20 Eylül 2021

Fahiş fiyat artışlarının sebebi ne?

Haksız fiyat değerlendirme kurulundaki sektör temsilcileri neden sessiz?

Günlerdir hangi TV kanalını açsanız haber bültenlerindeki ana konularının başında fahiş fiyatlar geliyor. Pek çok haberci marketlerin gıda reyonlarındaki fiyatların aşırı arttığını gösteren haberlere imza atarken, vatandaşın şikâyeti artıyor, marketlerdeki fiyatlar el yakıyor.

Anlıyorum, pandemi koşullarında üretimde sıkıntılar yaşandı, girdi maliyetlerinde artış oldu, tedarik zincirinde aksamalar oluştu ki bu bize özgü de değil, tüm dünyada böyle.
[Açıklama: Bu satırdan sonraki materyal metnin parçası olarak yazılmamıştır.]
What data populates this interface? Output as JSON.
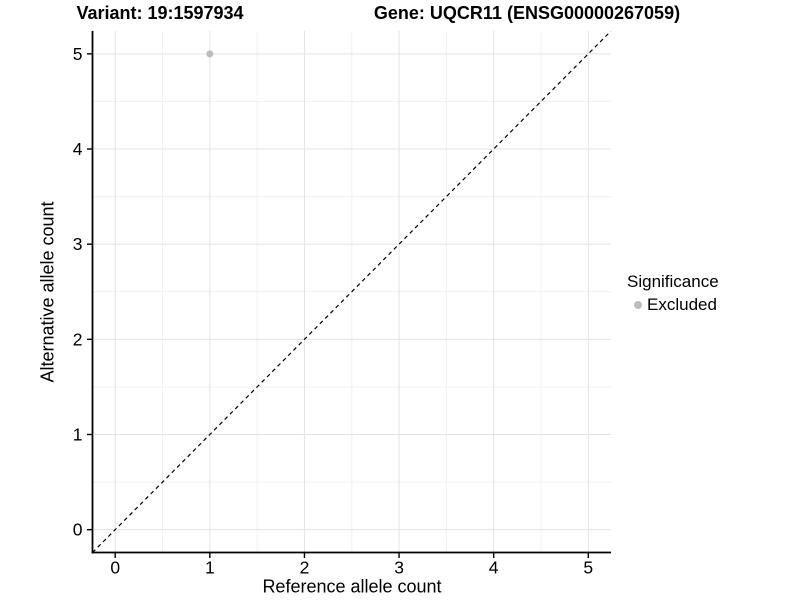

Her türlü mal ve hizmet piyasasında artış var. Bu nedenle de enflasyon artıyor.

Cumhurbaşkanı Erdoğan, gıda fiyatlarındaki fahiş fiyat artışın mercek altına alındığını ve bununla sert bir şekilde mücadele edileceğini açıkladı. Ardından Ticaret Bakanı Mehmet Muş, fahiş fiyat artışlarına sebep olan marketlere bu manada savaş açtığını, bu konuda kimsenin gözünün yaşına bakmayacağını açıklayarak marketlere denetim elemanları göndermeye başladı.

Hükûmet tarafı böyle adımlar atarken, muhalefete mensup milletvekilleri de halkı perişan eden gıda fiyatlarındaki artışı kaynağında tespit etmek amacıyla, pazar yerlerini ve market reyonlarını incelemeye başladılar. Hatta çiftçinin tarladaki üretiminden nihai tüketiciye ulaşana dek geçen zinciri inceleyip başta çiftçi olmak üzere tüm kesimlerle görüşerek fiyat artışlarının nedenlerini araştırmaya başladı.

Fahiş şekilde artan fiyatlar mı, maliyetler mi?

 

İktidar, enflasyonun yükselmesinin ve hayat pahalılığının ana kaynağının fahiş fiyat artışı olduğunu, bunun suni bir artış olduğunu, denetimlerle bunlarla mücadele edeceğini belirtirken; muhalefet ise denetimlerin anlamsız olduğunu, aslolarak girdi maliyetlerindeki artışların fiyatları yükselttiğini savunuyor. Muhalefete göre, çiftçinin elindeki ürünler ucuza kapatılıyor ve bu işten esas parayı tedarikçiler ve zincir marketler kazanıyor. Hem iktidar, hem muhalefet fahiş bir fiyat artışının varlığında mutabık. Ayrıldıkları nokta bu artışların sebebi.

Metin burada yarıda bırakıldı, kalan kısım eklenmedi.